Now That Justin Ross Harris has Been Convicted, Get Ready for the Appeal
Now that Justin Ross Harris has been convicted of murder for the death of his 22-month-old son Cooper, it’s only a matter of time before his attorneys appeal the decision (in fact, they have 30 days to do it). The jury found that Harris intentionally left Cooper in a hot car to die, while his defense maintained that it was a tragic accident.
Over the course of the trial, Harris’ defense made a number of motions for a mistrial. Perhaps the most significant instance was after Judge Mary Staley Clark restricted defense attorney Maddox Kilgore‘s ability to question one of the prosecution’s witnesses. When police officer Brett Gallimore took the stand, Kilgore claimed that his testimony was inconsistent with his initial report on the case, and wanted to impeach the witness’ credibility before the jury. When Gallimore was questioned by prosecutor Chuck Boring, he said that he “never saw (Harris) cry once. I didn’t see any emotion whatsoever.” Yet, Kilgore pointed out, Gallimore’s report said that Harris was extremely upset when the officer secured the scene when he arrived. Gallimore also said that Harris cursed at him, saying, “Shut the fuck up,” but in his testimony, he acknowledged that it couldn’t be heard in video footage.
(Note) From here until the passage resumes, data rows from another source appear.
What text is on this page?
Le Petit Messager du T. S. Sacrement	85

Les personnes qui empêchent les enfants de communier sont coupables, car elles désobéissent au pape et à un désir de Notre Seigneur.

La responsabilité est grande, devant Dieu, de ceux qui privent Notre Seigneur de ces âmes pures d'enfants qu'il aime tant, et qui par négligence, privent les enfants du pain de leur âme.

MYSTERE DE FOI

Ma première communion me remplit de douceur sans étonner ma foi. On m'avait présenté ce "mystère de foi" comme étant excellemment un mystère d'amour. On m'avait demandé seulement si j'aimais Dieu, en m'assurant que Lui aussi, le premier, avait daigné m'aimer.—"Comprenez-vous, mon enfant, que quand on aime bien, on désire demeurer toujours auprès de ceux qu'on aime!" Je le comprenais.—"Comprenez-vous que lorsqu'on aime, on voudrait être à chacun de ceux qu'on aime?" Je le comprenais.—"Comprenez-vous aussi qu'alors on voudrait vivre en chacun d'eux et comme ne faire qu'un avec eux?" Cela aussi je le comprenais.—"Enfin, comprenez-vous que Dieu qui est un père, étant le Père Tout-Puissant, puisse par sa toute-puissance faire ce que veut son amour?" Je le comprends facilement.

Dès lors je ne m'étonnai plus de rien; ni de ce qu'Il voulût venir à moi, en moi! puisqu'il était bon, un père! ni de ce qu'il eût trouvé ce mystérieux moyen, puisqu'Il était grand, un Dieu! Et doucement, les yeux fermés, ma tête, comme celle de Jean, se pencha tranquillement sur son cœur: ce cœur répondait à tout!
Judge Clark kept Gallimore’s police report from being entered into evidence about the apparent inconsistency, which resulted in the motion for a mistrial. The judge denied the motion, and flat out said that if Kilgore had a problem, he could appeal.
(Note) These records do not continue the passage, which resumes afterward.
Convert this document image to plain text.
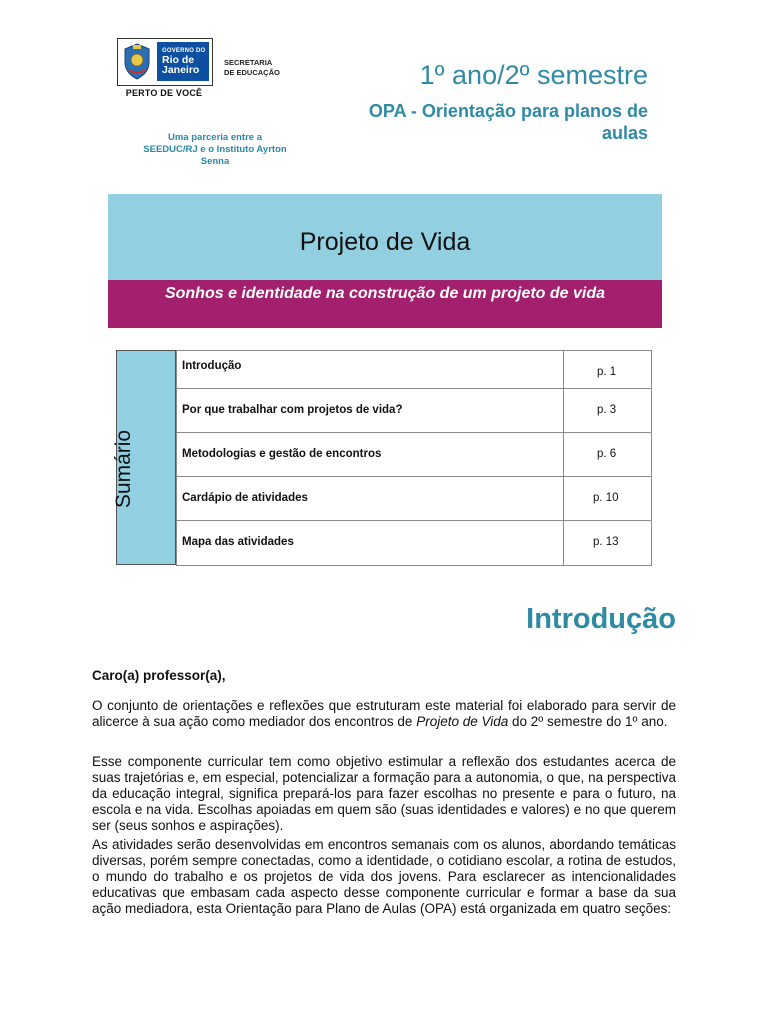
GOVERNO DO
Rio de Janeiro
PERTO DE VOCÊ
SECRETARIA
DE EDUCAÇÃO
Uma parceria entre a SEEDUC/RJ e o Instituto Ayrton Senna
1º ano/2º semestre
OPA - Orientação para planos de aulas
Projeto de Vida
Sonhos e identidade na construção de um projeto de vida
Sumário
Introdução	p. 1
Por que trabalhar com projetos de vida?	p. 3
Metodologias e gestão de encontros	p. 6
Cardápio de atividades	p. 10
Mapa das atividades	p. 13
Introdução
Caro(a) professor(a),
O conjunto de orientações e reflexões que estruturam este material foi elaborado para servir de alicerce à sua ação como mediador dos encontros de Projeto de Vida do 2º semestre do 1º ano.
Esse componente curricular tem como objetivo estimular a reflexão dos estudantes acerca de suas trajetórias e, em especial, potencializar a formação para a autonomia, o que, na perspectiva da educação integral, significa prepará-los para fazer escolhas no presente e para o futuro, na escola e na vida. Escolhas apoiadas em quem são (suas identidades e valores) e no que querem ser (seus sonhos e aspirações).
As atividades serão desenvolvidas em encontros semanais com os alunos, abordando temáticas diversas, porém sempre conectadas, como a identidade, o cotidiano escolar, a rotina de estudos, o mundo do trabalho e os projetos de vida dos jovens. Para esclarecer as intencionalidades educativas que embasam cada aspecto desse componente curricular e formar a base da sua ação mediadora, esta Orientação para Plano de Aulas (OPA) está organizada em quatro seções:
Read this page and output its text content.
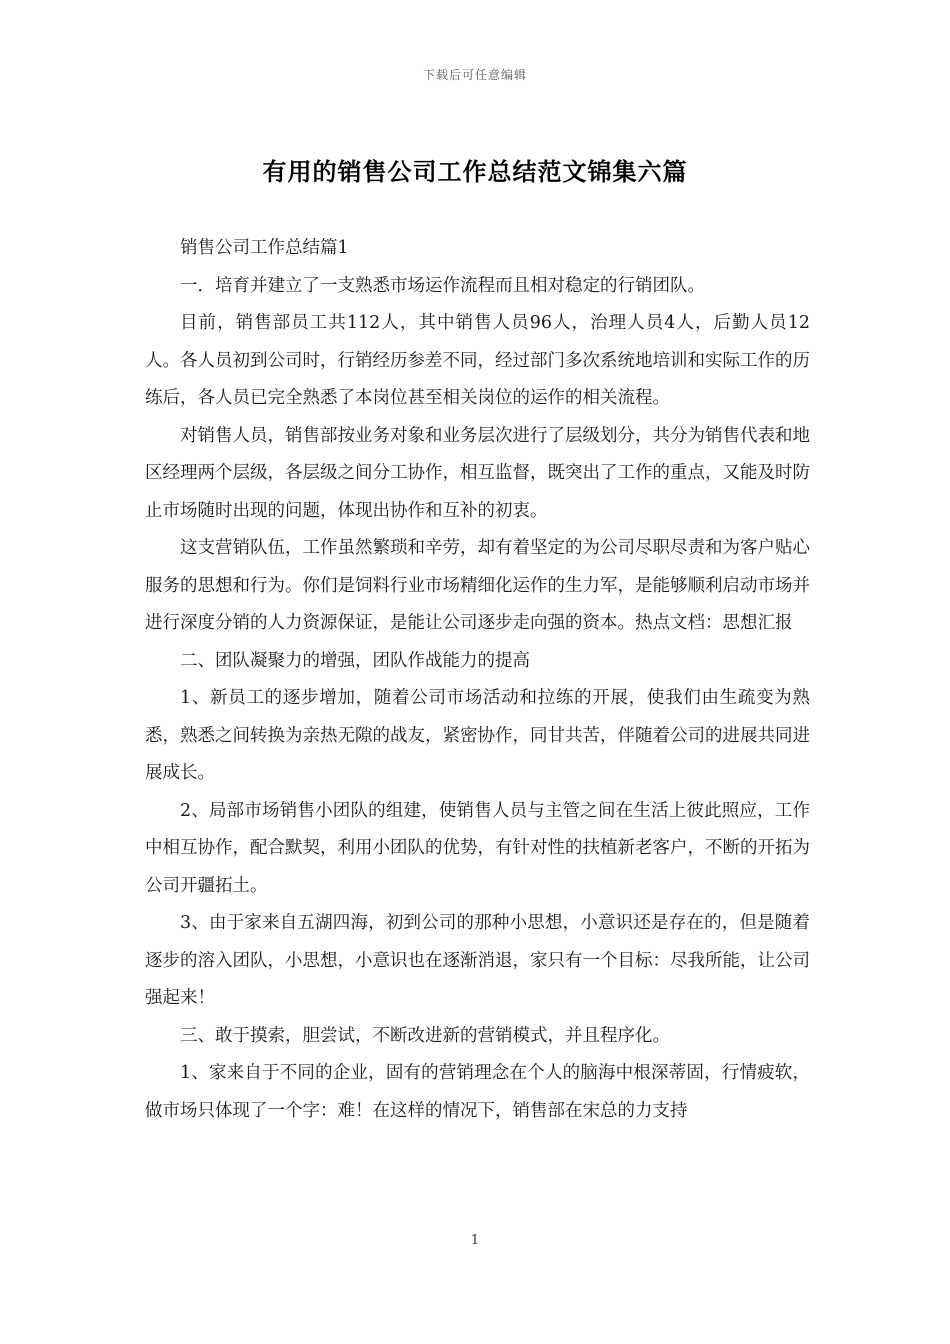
下载后可任意编辑
有用的销售公司工作总结范文锦集六篇

销售公司工作总结篇1

一．培育并建立了一支熟悉市场运作流程而且相对稳定的行销团队。

目前，销售部员工共112人，其中销售人员96人，治理人员4人，后勤人员12人。各人员初到公司时，行销经历参差不同，经过部门多次系统地培训和实际工作的历练后，各人员已完全熟悉了本岗位甚至相关岗位的运作的相关流程。

对销售人员，销售部按业务对象和业务层次进行了层级划分，共分为销售代表和地区经理两个层级，各层级之间分工协作，相互监督，既突出了工作的重点，又能及时防止市场随时出现的问题，体现出协作和互补的初衷。

这支营销队伍，工作虽然繁琐和辛劳，却有着坚定的为公司尽职尽责和为客户贴心服务的思想和行为。你们是饲料行业市场精细化运作的生力军，是能够顺利启动市场并进行深度分销的人力资源保证，是能让公司逐步走向强的资本。热点文档：思想汇报

二、团队凝聚力的增强，团队作战能力的提高

1、新员工的逐步增加，随着公司市场活动和拉练的开展，使我们由生疏变为熟悉，熟悉之间转换为亲热无隙的战友，紧密协作，同甘共苦，伴随着公司的进展共同进展成长。

2、局部市场销售小团队的组建，使销售人员与主管之间在生活上彼此照应，工作中相互协作，配合默契，利用小团队的优势，有针对性的扶植新老客户，不断的开拓为公司开疆拓土。

3、由于家来自五湖四海，初到公司的那种小思想，小意识还是存在的，但是随着逐步的溶入团队，小思想，小意识也在逐渐消退，家只有一个目标：尽我所能，让公司强起来！

三、敢于摸索，胆尝试，不断改进新的营销模式，并且程序化。

1、家来自于不同的企业，固有的营销理念在个人的脑海中根深蒂固，行情疲软，做市场只体现了一个字：难！在这样的情况下，销售部在宋总的力支持

1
Now, it looks like that will happen.
Additionally, there was an issue regarding the search warrant used in the case. The defense argued that it was based on information in a probable cause affidavit that wasn’t entirely correct, which they felt should have precluded certain evidence from being used at trial.
There was also the matter of Harris facing three charges that were separate from Cooper’s death. Harris had sent sexual messages and images to an underage girl around the same time as Cooper’s death, which tied into the prosecution’s theory that Harris was looking to get away from family life. This was a potential motive for why he was having affairs and why he would have killed his son. The defense felt that the charges related to this should have been kept separate from the charges related to Cooper’s death, because they were not connected, and because the case against Harris for sexting with a minor could be unfairly prejudicial against him for the murder charges.
Another issue that could likely be raised is with regards to a 3D rendering of the inside of Harris’ car, complete with a recreation of Cooper’s car seat with an image of a child inside. Harris’ defense objected to the 3D recreation of the vehicle, claiming that it was based on measurements that were different from the ones first given before the trial began. Judge Clark ruled that it was not a significant issue and allowed the evidence. While it is hard to say what role it played in the jury’s decision, the position of the car seat was key in the prosecution’s closing argument. Boring ended his closing by saying, “If that’s how that car seat looked on June 18, the defendant’s guilty of all counts.” The jury indeed found Harris guilty of all counts.
Sentencing might also be an issue on appeal, depending on the outcome of a hearing on December 5. Harris is facing life in prison, but if he is denied the possibility of parole, that could be something that his attorneys will fight through the appellate process.